Rate of hepatitis C viral clearance by human livers in human patients: Liver transplantation modeling primary infection and implications for studying entry inhibition

• Published in: PloS one Vol. 12; no. 7; p. e0180719
• Main Authors: Hughes, Jr, Michael G, Tucker, William W, Reddy, Sreelatha, Brier, Michael E, Koch, David, McClain, Craig J, Jonsson, Colleen B, Matoba, Nobuyuki, Chung, Donghoon
• Format: Journal Article
• Language: English
• Published: United States Public Library of Science 21.07.2017; Public Library of Science (PLoS)

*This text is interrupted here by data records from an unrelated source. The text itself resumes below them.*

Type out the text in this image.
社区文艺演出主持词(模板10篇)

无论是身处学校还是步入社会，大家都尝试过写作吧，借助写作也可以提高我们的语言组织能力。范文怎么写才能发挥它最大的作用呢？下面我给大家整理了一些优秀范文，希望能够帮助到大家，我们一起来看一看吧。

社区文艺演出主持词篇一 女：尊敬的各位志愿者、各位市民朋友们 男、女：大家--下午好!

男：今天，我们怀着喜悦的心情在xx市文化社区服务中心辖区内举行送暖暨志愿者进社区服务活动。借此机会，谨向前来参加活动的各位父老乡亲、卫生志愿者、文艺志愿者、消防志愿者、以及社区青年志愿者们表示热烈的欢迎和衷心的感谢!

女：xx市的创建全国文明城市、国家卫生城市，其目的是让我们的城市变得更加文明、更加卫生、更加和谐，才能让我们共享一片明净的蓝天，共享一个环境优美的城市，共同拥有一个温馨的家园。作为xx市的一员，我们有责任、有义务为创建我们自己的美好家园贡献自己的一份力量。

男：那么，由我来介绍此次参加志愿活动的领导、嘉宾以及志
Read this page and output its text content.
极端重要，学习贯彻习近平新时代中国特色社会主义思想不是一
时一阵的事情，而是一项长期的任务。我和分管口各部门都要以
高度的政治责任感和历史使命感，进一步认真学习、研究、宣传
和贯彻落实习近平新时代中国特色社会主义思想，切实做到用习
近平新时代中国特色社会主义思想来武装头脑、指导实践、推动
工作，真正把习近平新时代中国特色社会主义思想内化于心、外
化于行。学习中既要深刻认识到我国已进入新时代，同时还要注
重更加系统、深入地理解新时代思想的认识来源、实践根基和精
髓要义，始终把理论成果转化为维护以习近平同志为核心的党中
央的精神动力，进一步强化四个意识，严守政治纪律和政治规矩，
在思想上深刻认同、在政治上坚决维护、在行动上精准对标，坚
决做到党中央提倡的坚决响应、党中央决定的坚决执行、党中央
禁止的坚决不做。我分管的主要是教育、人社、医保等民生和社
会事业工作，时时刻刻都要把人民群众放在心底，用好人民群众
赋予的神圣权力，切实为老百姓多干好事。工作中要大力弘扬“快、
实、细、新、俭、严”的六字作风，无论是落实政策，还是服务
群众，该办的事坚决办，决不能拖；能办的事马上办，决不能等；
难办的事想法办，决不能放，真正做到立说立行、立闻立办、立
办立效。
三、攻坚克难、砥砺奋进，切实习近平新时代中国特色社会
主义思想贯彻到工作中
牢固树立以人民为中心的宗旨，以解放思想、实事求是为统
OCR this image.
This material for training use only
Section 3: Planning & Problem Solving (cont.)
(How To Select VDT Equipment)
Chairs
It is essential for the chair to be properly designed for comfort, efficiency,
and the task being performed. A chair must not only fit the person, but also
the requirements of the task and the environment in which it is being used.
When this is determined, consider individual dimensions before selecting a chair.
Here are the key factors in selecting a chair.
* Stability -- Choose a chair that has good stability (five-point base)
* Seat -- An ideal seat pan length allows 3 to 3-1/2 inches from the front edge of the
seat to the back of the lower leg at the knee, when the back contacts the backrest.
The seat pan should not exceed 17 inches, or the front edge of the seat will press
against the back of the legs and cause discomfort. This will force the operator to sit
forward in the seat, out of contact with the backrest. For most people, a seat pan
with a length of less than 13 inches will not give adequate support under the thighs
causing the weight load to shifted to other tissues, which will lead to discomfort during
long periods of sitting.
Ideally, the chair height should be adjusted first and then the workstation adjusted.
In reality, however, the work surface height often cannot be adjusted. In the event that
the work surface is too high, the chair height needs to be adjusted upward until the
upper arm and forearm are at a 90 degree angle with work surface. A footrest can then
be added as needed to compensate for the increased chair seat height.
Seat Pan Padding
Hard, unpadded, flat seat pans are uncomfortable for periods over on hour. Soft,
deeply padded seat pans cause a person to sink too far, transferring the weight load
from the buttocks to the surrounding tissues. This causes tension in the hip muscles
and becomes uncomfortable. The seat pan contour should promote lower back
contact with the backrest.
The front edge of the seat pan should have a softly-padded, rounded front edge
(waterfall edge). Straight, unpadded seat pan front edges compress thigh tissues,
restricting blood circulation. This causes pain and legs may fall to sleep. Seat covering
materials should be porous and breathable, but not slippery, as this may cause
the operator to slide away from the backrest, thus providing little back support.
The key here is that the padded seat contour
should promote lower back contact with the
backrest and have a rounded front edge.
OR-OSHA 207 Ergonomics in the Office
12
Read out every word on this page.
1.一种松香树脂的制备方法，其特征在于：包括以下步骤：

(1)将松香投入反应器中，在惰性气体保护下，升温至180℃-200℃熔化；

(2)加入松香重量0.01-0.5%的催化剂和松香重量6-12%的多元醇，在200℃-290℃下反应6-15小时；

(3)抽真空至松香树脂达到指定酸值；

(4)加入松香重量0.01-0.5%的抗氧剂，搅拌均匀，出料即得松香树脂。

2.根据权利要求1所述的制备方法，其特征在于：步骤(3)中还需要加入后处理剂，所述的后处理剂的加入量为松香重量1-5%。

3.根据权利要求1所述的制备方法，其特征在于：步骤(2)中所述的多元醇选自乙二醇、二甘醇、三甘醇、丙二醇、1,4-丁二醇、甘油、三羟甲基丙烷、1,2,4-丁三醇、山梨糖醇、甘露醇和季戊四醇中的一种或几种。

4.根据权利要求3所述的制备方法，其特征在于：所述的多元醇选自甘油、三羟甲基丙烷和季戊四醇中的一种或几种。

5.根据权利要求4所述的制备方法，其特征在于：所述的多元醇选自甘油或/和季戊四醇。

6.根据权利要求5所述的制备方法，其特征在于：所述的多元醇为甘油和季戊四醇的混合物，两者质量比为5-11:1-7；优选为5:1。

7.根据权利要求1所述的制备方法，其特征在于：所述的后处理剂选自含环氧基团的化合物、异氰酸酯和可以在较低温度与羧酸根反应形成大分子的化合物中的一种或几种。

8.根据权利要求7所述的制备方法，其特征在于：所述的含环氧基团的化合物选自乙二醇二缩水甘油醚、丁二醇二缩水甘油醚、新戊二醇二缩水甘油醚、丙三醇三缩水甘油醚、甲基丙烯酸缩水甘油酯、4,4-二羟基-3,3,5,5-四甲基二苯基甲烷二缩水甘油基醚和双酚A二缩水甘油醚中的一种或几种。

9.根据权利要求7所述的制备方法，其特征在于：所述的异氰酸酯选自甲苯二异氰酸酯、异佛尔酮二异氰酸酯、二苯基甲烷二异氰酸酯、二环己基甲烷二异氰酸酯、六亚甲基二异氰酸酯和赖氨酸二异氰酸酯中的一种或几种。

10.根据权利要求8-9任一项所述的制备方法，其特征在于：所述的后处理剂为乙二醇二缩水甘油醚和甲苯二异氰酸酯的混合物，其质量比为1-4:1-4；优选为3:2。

• Subjects: Age; Aged; Allografts; Biology and Life Sciences; Blood Transfusion; Circulation; Drug therapy; Female; Half-life; Hepacivirus - physiology; Hepatitis; Hepatitis C; Hepatitis C, Chronic - blood; Hepatitis C, Chronic - surgery; Hepatitis C, Chronic - virology; Hepatology; Humans; Immunosuppression; Immunotherapy; Infections; Inhibition; Interferon; Kinetics; Liver; Liver - virology; Liver cirrhosis; Liver Transplantation; Liver transplants; Male; Medicine and Health Sciences; Middle Aged; Models, Biological; Pathogenesis; Patients; Real-Time Polymerase Chain Reaction; Reperfusion; Research and analysis methods; Reverse Transcriptase Polymerase Chain Reaction; Risk factors; RNA, Viral - blood; Surgery; Time Factors; Toxicology; Transplantation; Transplants & implants; Variability; Viral Load; Virus Internalization; Viruses; United States > US; Kentucky
• ISSN: 1932-6203; 1932-6203
• DOI: 10.1371/journal.pone.0180719

To better understand the dynamics of early hepatitis C virus (HCV) infection, we determined how rapidly non-cirrhotic HCV-uninfected liver allografts clear HCV from the circulation of cirrhotic HCV-infected patients at the time of transplantation but before administration of immunosuppression. Specifically, we characterized serum HCV kinetics during the first 90 min of reperfusion for 19 chronically HCV-infected patients transplanted with an HCV-uninfected liver by measuring serum viral load immediately prior to reperfusion (t = 0) and then every 15 min for a total of 90 min (t = 90). Immunosuppression was withheld until all samples were taken to better model primary infection. During this period, rates of viral clearance varied more than 20-fold with a median rate constant of 0.0357 1/min, range 0.0089-0.2169; half-life (minutes) median 19.4, range 3.2-77.8. The majority of viral clearance occurred within the first 60 min. The amount of blood transfused during this 90-min period (a potential confounding variable of this human liver transplant model of primary infection) accounted for 53% and 59% of k (r = 0.53, p = 0.05) and half-life (r = 0.59, p = 0.03) variability, respectively. No other clinical variables tested (age, allograft weight, and degree of reperfusion injury as assessed by peak postoperative ALT or AST) accounted for the remaining variability (p>0.05). In a human liver transplant model of primary infection, HCV rapidly clears the bloodstream. With approximately 90% of clearance occurring in the first 90 minutes of reperfusion, studies of HCV entry inhibition could utilize rate of clearance during this early period as an outcome measure.